Decision tree learning with Weka ID3
A popular decision tree building algorithm is ID3 (Iterative Dichotomiser 3) invented by Ross Quinlan. Weka has implemented this algorithm and we will use it for our demo.
But first, a few words about Weka: Waikato Environment for Knowledge Analysis (Weka) is a popular suite of machine learning software written in Java, developed at the University of Waikato, New Zealand. It is free software licensed under the GNU General Public License. Weka offers a workbench that contains a collection of visualization tools and algorithms for data analysis and predictive modeling, together with graphical user interfaces for easy access to these functions. Beside that, it offers also Java library which can be used independently.
Download and install Weka from here http://www.cs.waikato.ac.nz/ml/weka/downloading.html. After that you will need the training data found in the following archive: films. Inside the archive there is a “films.arrf” file ( for more details about the ARRF file format see here http://www.cs.waikato.ac.nz/ml/weka/arff.html).
Let’s build the decision tree using the Weka Explorer. From the “Preprocess” tab press “Open file” button and load the “films.arrf” file downloaded previously. You should see something similar to this:
Go then to the “Classify” tab, from the “Classifier” section choose “trees” > “ID3” and press Start.
For the moment, the platform does not allow the visualization of the ID3 generated trees. The J48 decision tree is the Weka implementation of the standard C4.5 algorithm which is the successor of ID3. Weka allow sthe generation of the visual version of the decision tree for the J48 algorithm. So, from the “Classifier” section select “trees” > “J4.8”. Also make sure that the “-C 0.25 -M 1” options are selected for the algorithm. There options represent:
- confidenceFactor — The confidence factor used for pruning (smaller values incur more pruning).
- minNumObj — The minimum number of instances per leaf.
Press again “Start”. After the calculation select the result in the left pane, right-click and select “Visualize tree”.
As you see, the generated decision tree is similar to the one at the top of the article.

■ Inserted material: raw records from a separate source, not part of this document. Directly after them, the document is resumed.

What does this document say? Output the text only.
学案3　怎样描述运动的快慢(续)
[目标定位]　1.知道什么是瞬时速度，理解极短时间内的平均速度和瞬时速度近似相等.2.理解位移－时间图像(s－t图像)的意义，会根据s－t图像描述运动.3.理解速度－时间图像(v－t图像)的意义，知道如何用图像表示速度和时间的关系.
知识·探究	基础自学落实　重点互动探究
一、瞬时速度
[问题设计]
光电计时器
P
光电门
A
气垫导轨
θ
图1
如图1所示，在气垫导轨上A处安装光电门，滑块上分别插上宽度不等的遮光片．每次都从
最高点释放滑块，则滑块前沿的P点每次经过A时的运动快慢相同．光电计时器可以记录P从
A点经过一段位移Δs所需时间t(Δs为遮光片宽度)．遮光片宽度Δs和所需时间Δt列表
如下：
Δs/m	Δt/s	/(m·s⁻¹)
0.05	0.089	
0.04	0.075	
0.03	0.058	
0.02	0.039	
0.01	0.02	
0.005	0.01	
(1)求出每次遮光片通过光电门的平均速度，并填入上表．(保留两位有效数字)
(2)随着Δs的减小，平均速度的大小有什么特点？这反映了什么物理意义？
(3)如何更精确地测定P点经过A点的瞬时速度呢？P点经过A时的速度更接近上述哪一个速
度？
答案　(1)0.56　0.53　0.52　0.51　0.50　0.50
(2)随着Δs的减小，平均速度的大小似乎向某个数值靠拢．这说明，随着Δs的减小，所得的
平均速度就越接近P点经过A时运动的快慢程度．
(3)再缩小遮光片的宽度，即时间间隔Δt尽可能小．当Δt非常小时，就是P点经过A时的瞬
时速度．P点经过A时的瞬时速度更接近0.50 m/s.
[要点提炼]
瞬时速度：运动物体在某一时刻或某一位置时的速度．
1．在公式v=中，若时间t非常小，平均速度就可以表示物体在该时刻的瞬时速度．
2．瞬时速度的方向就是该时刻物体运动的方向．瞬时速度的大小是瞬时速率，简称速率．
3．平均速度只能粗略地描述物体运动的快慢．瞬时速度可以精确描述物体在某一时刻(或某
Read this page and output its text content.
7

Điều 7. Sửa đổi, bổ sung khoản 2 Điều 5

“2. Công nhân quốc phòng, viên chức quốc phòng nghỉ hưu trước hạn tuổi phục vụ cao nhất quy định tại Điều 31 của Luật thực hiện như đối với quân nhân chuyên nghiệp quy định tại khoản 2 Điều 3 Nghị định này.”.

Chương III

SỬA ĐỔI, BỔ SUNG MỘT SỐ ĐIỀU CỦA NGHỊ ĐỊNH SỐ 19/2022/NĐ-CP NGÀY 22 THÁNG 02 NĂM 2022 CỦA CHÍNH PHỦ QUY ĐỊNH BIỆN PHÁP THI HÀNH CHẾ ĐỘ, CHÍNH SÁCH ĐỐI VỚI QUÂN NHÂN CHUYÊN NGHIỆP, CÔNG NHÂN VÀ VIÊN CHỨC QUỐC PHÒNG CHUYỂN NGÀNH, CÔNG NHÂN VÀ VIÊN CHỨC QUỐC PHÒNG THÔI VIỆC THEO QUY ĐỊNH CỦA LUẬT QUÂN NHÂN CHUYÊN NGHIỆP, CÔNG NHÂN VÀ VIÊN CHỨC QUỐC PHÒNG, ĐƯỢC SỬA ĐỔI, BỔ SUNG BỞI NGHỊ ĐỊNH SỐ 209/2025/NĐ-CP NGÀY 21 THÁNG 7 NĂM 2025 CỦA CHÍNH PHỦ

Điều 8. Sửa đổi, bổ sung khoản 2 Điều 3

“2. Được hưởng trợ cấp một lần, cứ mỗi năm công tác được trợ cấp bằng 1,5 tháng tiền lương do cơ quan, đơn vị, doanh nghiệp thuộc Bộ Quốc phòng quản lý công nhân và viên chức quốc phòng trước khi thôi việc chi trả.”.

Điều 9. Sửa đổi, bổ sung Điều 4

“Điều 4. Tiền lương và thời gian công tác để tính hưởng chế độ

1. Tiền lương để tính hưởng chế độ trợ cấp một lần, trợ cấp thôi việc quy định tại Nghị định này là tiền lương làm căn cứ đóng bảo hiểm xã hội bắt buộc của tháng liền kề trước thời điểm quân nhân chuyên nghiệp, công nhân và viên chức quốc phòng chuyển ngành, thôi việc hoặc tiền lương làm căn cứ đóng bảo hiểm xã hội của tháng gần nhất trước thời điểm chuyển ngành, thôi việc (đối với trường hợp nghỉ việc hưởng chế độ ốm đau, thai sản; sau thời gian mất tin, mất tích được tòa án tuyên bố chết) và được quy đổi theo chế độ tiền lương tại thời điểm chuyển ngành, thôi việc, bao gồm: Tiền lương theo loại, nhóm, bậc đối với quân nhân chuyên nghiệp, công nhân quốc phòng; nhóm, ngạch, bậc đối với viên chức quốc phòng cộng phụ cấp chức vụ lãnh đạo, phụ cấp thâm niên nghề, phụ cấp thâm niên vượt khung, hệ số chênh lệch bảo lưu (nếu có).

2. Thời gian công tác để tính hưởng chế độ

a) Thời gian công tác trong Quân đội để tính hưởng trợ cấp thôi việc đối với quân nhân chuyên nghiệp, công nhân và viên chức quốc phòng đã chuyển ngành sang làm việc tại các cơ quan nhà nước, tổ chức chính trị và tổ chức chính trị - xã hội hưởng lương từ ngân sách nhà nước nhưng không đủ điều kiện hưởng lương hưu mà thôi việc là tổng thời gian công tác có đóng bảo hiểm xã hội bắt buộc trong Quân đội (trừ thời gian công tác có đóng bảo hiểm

Java version of the algorithm
As mentioned before, besides the visualization workbench, Weka offers also a Java library which can be used in third party applications. On GitHub you can find the Java project which build the ID3 decision tree programmatically, starting from the same training data file: https://github.com/technobium/weka-decision-trees
By running the Java code you should obtain the following result:
CountryOfOrigin = USA
| BigStar = yes: Success
| BigStar = no: Failure
CountryOfOrigin = Europe
| Genre = scifi: Failure
| Genre = comedy: Success
| Genre = romance: Failure
CountryOfOrigin = Australia: Failure
CountryOfOrigin = Brazil: Failure
Test data : Europe,no,comedy
Test data classification: Success
Decision trees are a easy to use and easy to understand supervised learning algorithms class. They are used successfully for the following type of problems:
- loan applications
- medical diagnosis
- movie preferences
- spam filters
- security screening
Decision trees perform well with large datasets and can handle both numerical and categorical data. They are also at the base of random forests.